The Federal Energy Regulatory Commission has been warning of grid reliability issues related to the premature closure of fossil fuel power plants and imprudent dependence on intermittent renewables, as well as problems and delays in connecting new generating sources to the grid going back to 2022.

“The United States must focus on power reliability as it transitions away from fossil fuels to cleaner energy sources,” said Willie Phillips, acting chairman of the Federal Energy Regulatory Commission at a District of Columbia Clean Energy Summit in January.

Electric power transmission, which the federal commission has identified as a top area hindering the energy transition, will be key to stabilizing the grid, said Phillips.

Phillips referred to widespread power outages suffered during 2022 winter Storm Elliott, when the grid failed in almost two-thirds of the U.S., as one of the most recent examples of the vulnerabilities of a grid facing increased demand amid the shift toward renewable energy.

A report by Princeton University studied five technological pathways to net zero carbon electricity using existing technologies that could theoretically decarbonize the entire U.S. economy.

In the report’s highest electrification scenario – which it stated would supply nearly full electrification of buildings and transportation – Net-Zero America co-principal investigator Jesse Jenkins told The Denver Gazette in an email that, in order to get there, the U.S. would have to increase transmission capacity by nearly 300%. Jenkins is an assistant professor and energy systems engineer at Princeton. 

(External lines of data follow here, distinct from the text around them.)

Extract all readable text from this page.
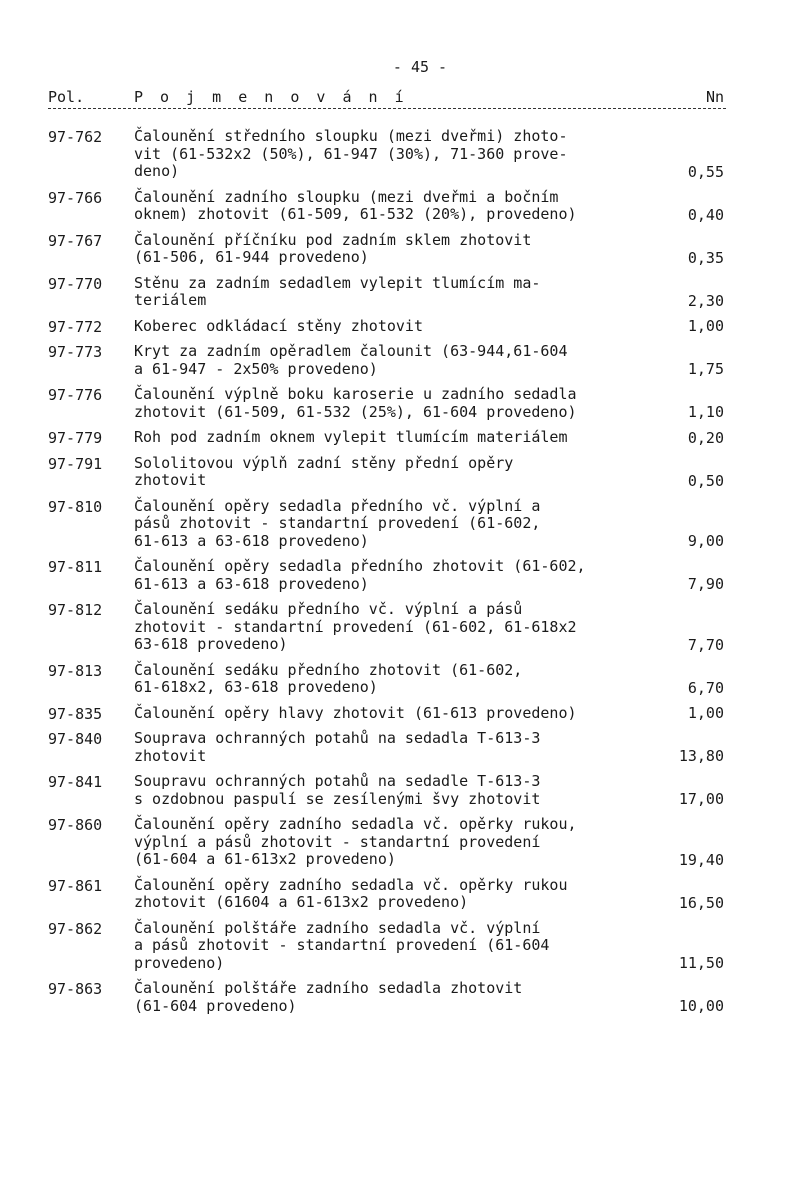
- 45 -
Pol.	P o j m e n o v á n í	Nn
97-762 Čalounění středního sloupku (mezi dveřmi) zhoto-
vit (61-532x2 (50%), 61-947 (30%), 71-360 prove-
deno)	0,55
97-766 Čalounění zadního sloupku (mezi dveřmi a bočním
oknem) zhotovit (61-509, 61-532 (20%), provedeno)	0,40
97-767 Čalounění příčníku pod zadním sklem zhotovit
(61-506, 61-944 provedeno)	0,35
97-770 Stěnu za zadním sedadlem vylepit tlumícím ma-
teriálem	2,30
97-772 Koberec odkládací stěny zhotovit	1,00
97-773 Kryt za zadním opěradlem čalounit (63-944,61-604
a 61-947 - 2x50% provedeno)	1,75
97-776 Čalounění výplně boku karoserie u zadního sedadla
zhotovit (61-509, 61-532 (25%), 61-604 provedeno)	1,10
97-779 Roh pod zadním oknem vylepit tlumícím materiálem	0,20
97-791 Sololitovou výplň zadní stěny přední opěry
zhotovit	0,50
97-810 Čalounění opěry sedadla předního vč. výplní a
pásů zhotovit - standartní provedení (61-602,
61-613 a 63-618 provedeno)	9,00
97-811 Čalounění opěry sedadla předního zhotovit (61-602,
61-613 a 63-618 provedeno)	7,90
97-812 Čalounění sedáku předního vč. výplní a pásů
zhotovit - standartní provedení (61-602, 61-618x2
63-618 provedeno)	7,70
97-813 Čalounění sedáku předního zhotovit (61-602,
61-618x2, 63-618 provedeno)	6,70
97-835 Čalounění opěry hlavy zhotovit (61-613 provedeno)	1,00
97-840 Souprava ochranných potahů na sedadla T-613-3
zhotovit	13,80
97-841 Soupravu ochranných potahů na sedadle T-613-3
s ozdobnou paspulí se zesílenými švy zhotovit	17,00
97-860 Čalounění opěry zadního sedadla vč. opěrky rukou,
výplní a pásů zhotovit - standartní provedení
(61-604 a 61-613x2 provedeno)	19,40
97-861 Čalounění opěry zadního sedadla vč. opěrky rukou
zhotovit (61604 a 61-613x2 provedeno)	16,50
97-862 Čalounění polštáře zadního sedadla vč. výplní
a pásů zhotovit - standartní provedení (61-604
provedeno)	11,50
97-863 Čalounění polštáře zadního sedadla zhotovit
(61-604 provedeno)	10,00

“Reaching the goal of net-zero greenhouse gas emissions by 2050 will require substantial investment in the U.S. transmission grid,” Jenkins said. “One scenario included in the Princeton Net-Zero America study identified a need for about 60% more transmission capacity by 2030 and tripling current capacity by 2050.”

This could mean building as much as 884,000 miles of new transmission lines nationwide to add to the existing 183,000 miles of lines, at a potential cost of $3.6 trillion, according to the report.